The foundation of Chattanooga's waterfront revitalization - the bedrock of the city's downtown renaissance - is sinking.
In less than a decade, a 1,000-foot portion of the $120 million 21st Century Waterfront has sunk 6 inches in several places into the Tennessee River.
And Chattanooga taxpayers, who paid to build it during former Mayor Bob Corker's administration, will once again have to open their wallets, this time to pay an estimated $9 million to stop the undershore erosion causing Ross's Landing -- the spot that hosts regional and national events such as the Riverbend Festival and Head of the Hooch -- to crack.
The story of the waterfront and the Passage, a water feature alongside the Tennessee Aquarium, has been debated in court and scrutinized in city audits that attempted to pin responsibility for dangerous electrical and technical failures found in an inspection two years after the project opened with much fanfare in 2005.

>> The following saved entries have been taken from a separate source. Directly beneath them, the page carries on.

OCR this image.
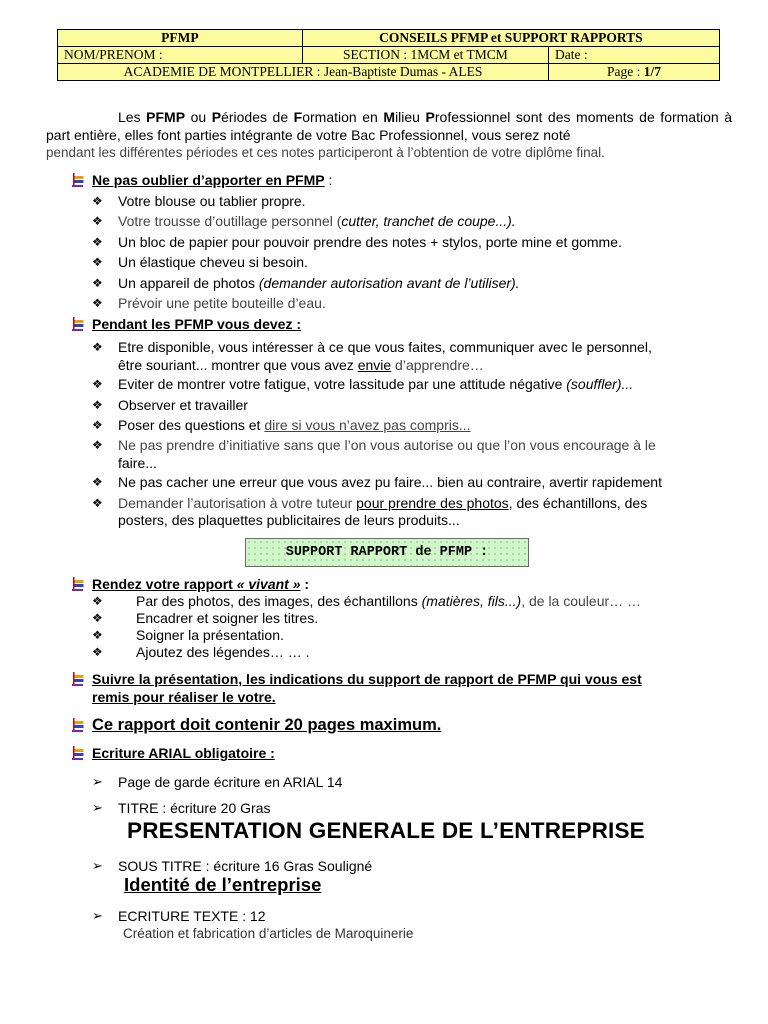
PFMP	CONSEILS PFMP et SUPPORT RAPPORTS	
NOM/PRENOM :	SECTION : 1MCM et TMCM	Date :
ACADEMIE DE MONTPELLIER : Jean-Baptiste Dumas - ALES		Page : 1/7

Les PFMP ou Périodes de Formation en Milieu Professionnel sont des moments de formation à part entière, elles font parties intégrante de votre Bac Professionnel, vous serez noté

pendant les différentes périodes et ces notes participeront à l’obtention de votre diplôme final.

Ne pas oublier d’apporter en PFMP :
❖ Votre blouse ou tablier propre.
❖ Votre trousse d’outillage personnel (cutter, tranchet de coupe...).
❖ Un bloc de papier pour pouvoir prendre des notes + stylos, porte mine et gomme.
❖ Un élastique cheveu si besoin.
❖ Un appareil de photos (demander autorisation avant de l’utiliser).
❖ Prévoir une petite bouteille d’eau.
Pendant les PFMP vous devez :
❖ Etre disponible, vous intéresser à ce que vous faites, communiquer avec le personnel,
être souriant... montrer que vous avez envie d’apprendre…
❖ Eviter de montrer votre fatigue, votre lassitude par une attitude négative (souffler)...
❖ Observer et travailler
❖ Poser des questions et dire si vous n’avez pas compris...
❖ Ne pas prendre d’initiative sans que l’on vous autorise ou que l’on vous encourage à le
faire...
❖ Ne pas cacher une erreur que vous avez pu faire... bien au contraire, avertir rapidement
❖ Demander l’autorisation à votre tuteur pour prendre des photos, des échantillons, des
posters, des plaquettes publicitaires de leurs produits...
SUPPORT RAPPORT de PFMP :
Rendez votre rapport « vivant » :
❖ Par des photos, des images, des échantillons (matières, fils...), de la couleur… …
❖ Encadrer et soigner les titres.
❖ Soigner la présentation.
❖ Ajoutez des légendes… … .
Suivre la présentation, les indications du support de rapport de PFMP qui vous est
remis pour réaliser le votre.
Ce rapport doit contenir 20 pages maximum.
Ecriture ARIAL obligatoire :
➢ Page de garde écriture en ARIAL 14
➢ TITRE : écriture 20 Gras
PRESENTATION GENERALE DE L’ENTREPRISE
➢ SOUS TITRE : écriture 16 Gras Souligné
Identité de l’entreprise
➢ ECRITURE TEXTE : 12
Création et fabrication d’articles de Maroquinerie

Court records revealed that the city ignored early signs of trouble in 2004 and more alerts in 2005 under former Mayor Ron Littlefield as the park was set to open. The city sued project overseer River City Co., designer Hargreaves & Associates and contractor Continental Construction in 2009, after electrical problems were found in the Passage. But a judge threw out the suit because it was filed too late, and the city paid $1.6 million to redo the popular attraction.
Another $1 million has been spent to study how to fix and redesign Ross's Landing after the concrete edge started to crack in 2010. This fix, which will be put out for bids on Thursday, is expected to complete the major repairs, city officials said.
A tentative timeline calls for the City Council to approve the bid winner this summer. Construction is projected to begin in November after the Head of the Hooch rowing regatta. The work is expected to take about six months, with reopening tentatively set for May 1, 2015.
City officials said the expense was approved in the 2013 capital budget, and that the repair must be made to ensure the structure is sound.
The original project was a public-private partnership, with city taxpayers putting up $56 million through a bond issue. The city is using about $4 million a year from the hotel-motel tax to pay down the debt that, with interest, will total more than $71.7 million when it's paid off in 2031.
"Unfortunately, taxpayers will have to pay for it now," said Councilman Larry Grohn, referring to the numerous repairs.
But Mayor Andy Berke's spokeswoman, Lacie Stone, said when Berke took office in April 2013, his administration decided to limit the project to only the costs necessary to keep Ross's Landing afloat. Plans to improve the overall area by adding public bathrooms, ticket booths and better walkways were cut from the plan.
"We found that a wholesale redesign of the waterfront was not necessary and not a responsible use of taxpayer dollars," Stone said.
But that re-evaluation of the project pushed back the work by a year.
City Engineer Bill Payne said a $610,000 yearlong study in 2011 found that the Tennessee River's rise and fall was slowly eroding the soil underneath the foundation, causing the ground to shift and resettle. Divers explored the structure to measure the erosion and discovered that the foundation had cracked in several places. The study also found shoddy mechanical and electrical work.
A copy of the investigation by HDR Engineering showed that the wiring and mechanical job got worse the further down Ross's Landing inspectors looked and the work didn't match the design plans specifications.
"But to what extent it was poor design and to what extent it was improper construction we don't know exactly -- we just know that it is failing," Payne said.
This week City Council will be asked to extend a contract with HDR Engineering for more than $400,000 for the firm to help select a contractor and then oversee the project. The firm, which was paid $400,000 in 2013 to design the project, will also provide weekly progress meetings for the city.
The scope of the project will be extensive and will include removing the first concrete step to drive 1-foot-wide steel sheets into the bedrock across more than 1,000 feet of Ross's Landing from the water cannons to the pier, Payne said. The steel sheets will be driven 10 to 20 feet into the ground and then the concrete repoured.
This will seal off the water and keep the soil from eroding, while also preventing more cracks on the concrete steps and sidewalks. But experts found that the extensive network of surface cracks on the concrete steps are aesthetic and won't be included in the work, Payne said.
After the job is complete, the city's consultants recommend that officials monitor how much the ground settles to make sure the repairs worked. Officials said this fix is expected to last at least 50 years.